Chaque jour, ils ne font que sortir les bagages des salles de classe pour laisser la place aux écoliers ou élèves. Ce qui leur semble difficile à supporter. Ils plaident pour leur relocalisation de ce milieu éducatif, afin que les apprenants qui y suivent cours, vaquent librement à leurs occupations.
« Nous sommes souffrants. Chaque jour presque, nous sommes contrés de passer toute la journée à l’extérieur même pendant qu’il pleut. Nos enfants de même, ont accès difficile à l’éducation suite à l’exiguïté des salles de classes. Nous souhaitons voir notre relocalisation d’ici, le plus tôt possible « , ont-ils indiqué.

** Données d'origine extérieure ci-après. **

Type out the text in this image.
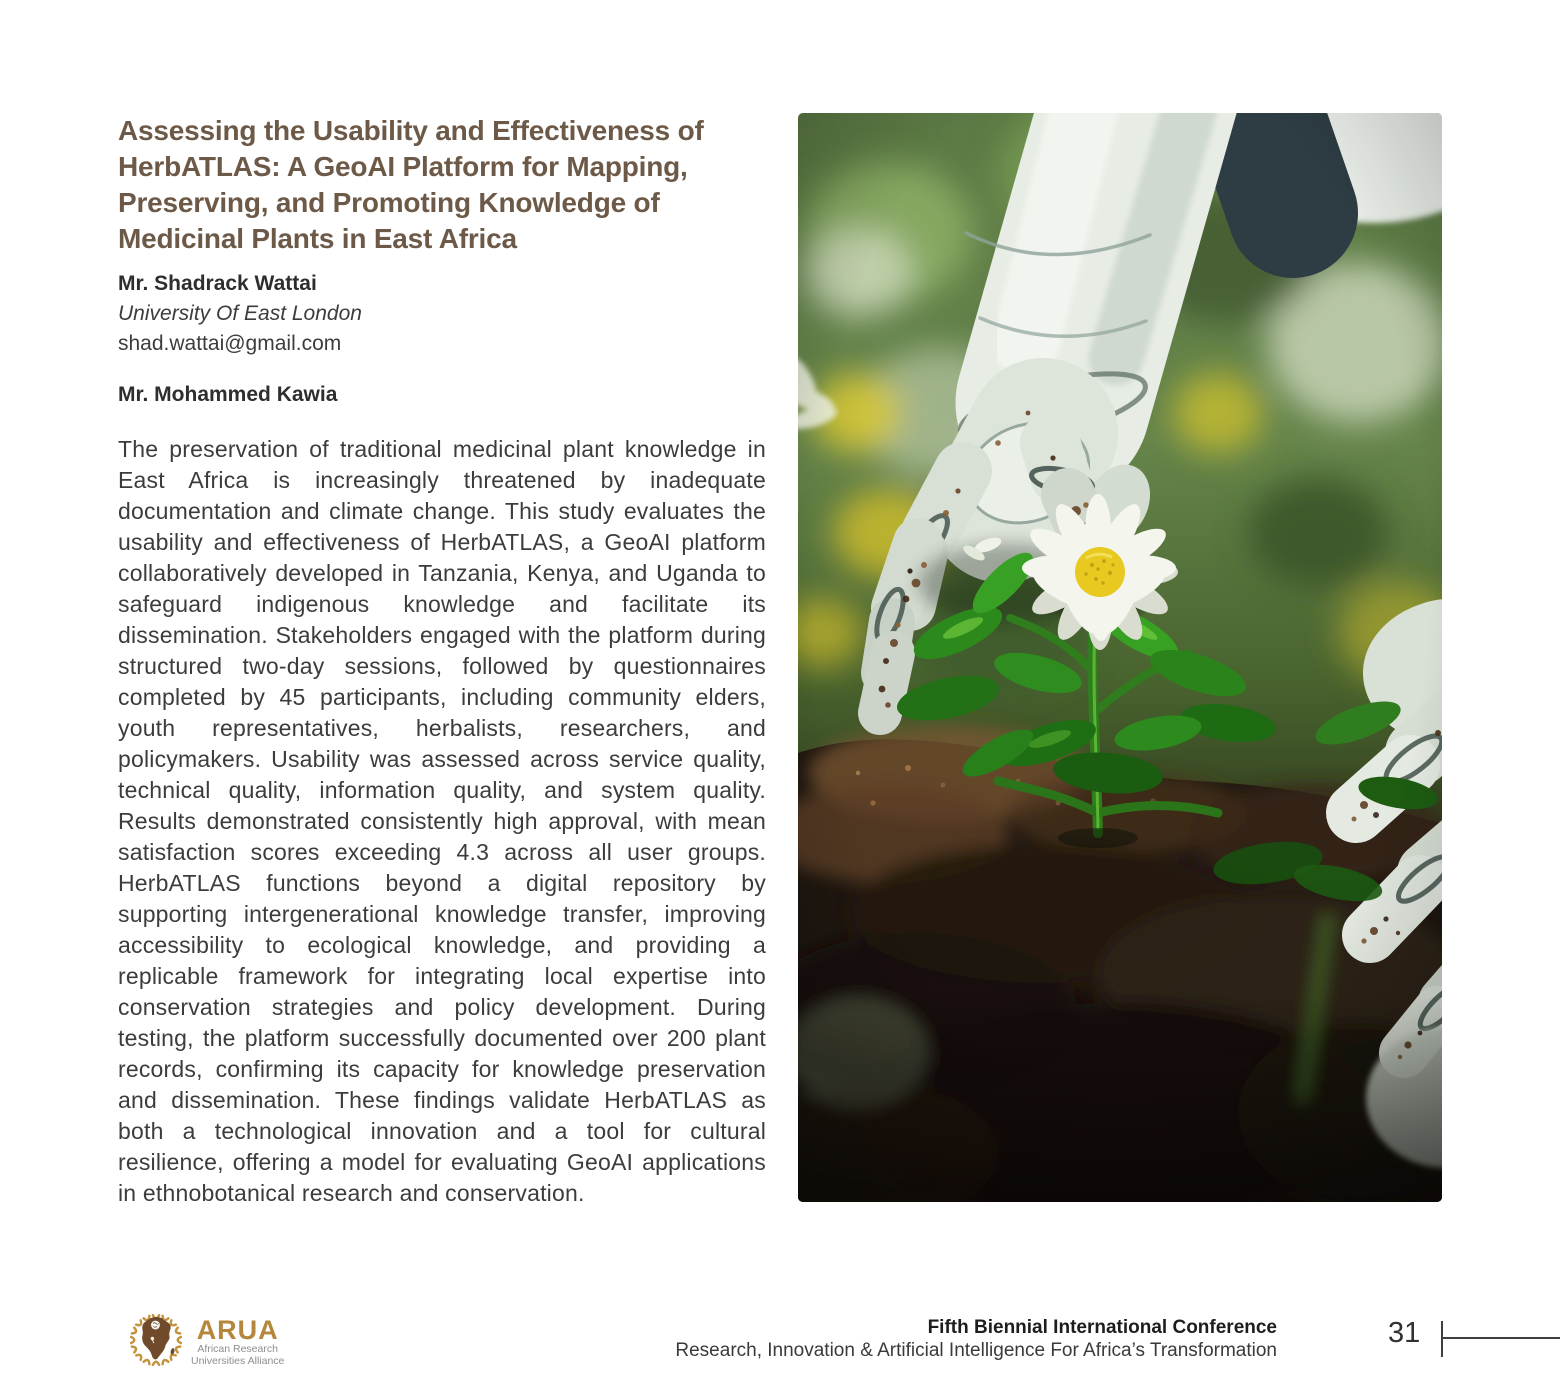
Assessing the Usability and Effectiveness of
HerbATLAS: A GeoAI Platform for Mapping,
Preserving, and Promoting Knowledge of
Medicinal Plants in East Africa
Mr. Shadrack Wattai
University Of East London
shad.wattai@gmail.com
Mr. Mohammed Kawia

The preservation of traditional medicinal plant knowledge in East Africa is increasingly threatened by inadequate documentation and climate change. This study evaluates the usability and effectiveness of HerbATLAS, a GeoAI platform collaboratively developed in Tanzania, Kenya, and Uganda to safeguard indigenous knowledge and facilitate its dissemination. Stakeholders engaged with the platform during structured two-day sessions, followed by questionnaires completed by 45 participants, including community elders, youth representatives, herbalists, researchers, and policymakers. Usability was assessed across service quality, technical quality, information quality, and system quality. Results demonstrated consistently high approval, with mean satisfaction scores exceeding 4.3 across all user groups. HerbATLAS functions beyond a digital repository by supporting intergenerational knowledge transfer, improving accessibility to ecological knowledge, and providing a replicable framework for integrating local expertise into conservation strategies and policy development. During testing, the platform successfully documented over 200 plant records, confirming its capacity for knowledge preservation and dissemination. These findings validate HerbATLAS as both a technological innovation and a tool for cultural resilience, offering a model for evaluating GeoAI applications in ethnobotanical research and conservation.

ARUA
African Research
Universities Alliance
Fifth Biennial International Conference
Research, Innovation & Artificial Intelligence For Africa’s Transformation
31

Les dirigeants de ces établissements scolaires, ont exprimé la crainte de voir les élèves contaminés de plusieurs maladies, vu la saleté qui prend du jour le jour domicile dans les salles de classes, depuis l’arrivée de ces déplacés de guerre. Ils ont par ailleurs émis le vœu de voir ces déplacés être relocalisés.
« Les déplacés sont ici depuis l’avènement ADF ( Forces Démocratiques Alliées). Nous craignons que nos écoliers et élèves soient contaminés de différentes maladies car fréquentant les mêmes latrines, salles de classes …,pourtant très sales. Nous voulons voir aussi la relocalisation de ces vulnérables d’ici peu », ont déclaré ces autorités éducatives.
Ces vulnérables font partie des milliers des personnes qui ont fui les violences des rebelles Ougandais ADF dans différentes régions des territoires de Mambasa, Irumu dans l’Ituri voire Beni (Nord-kivu).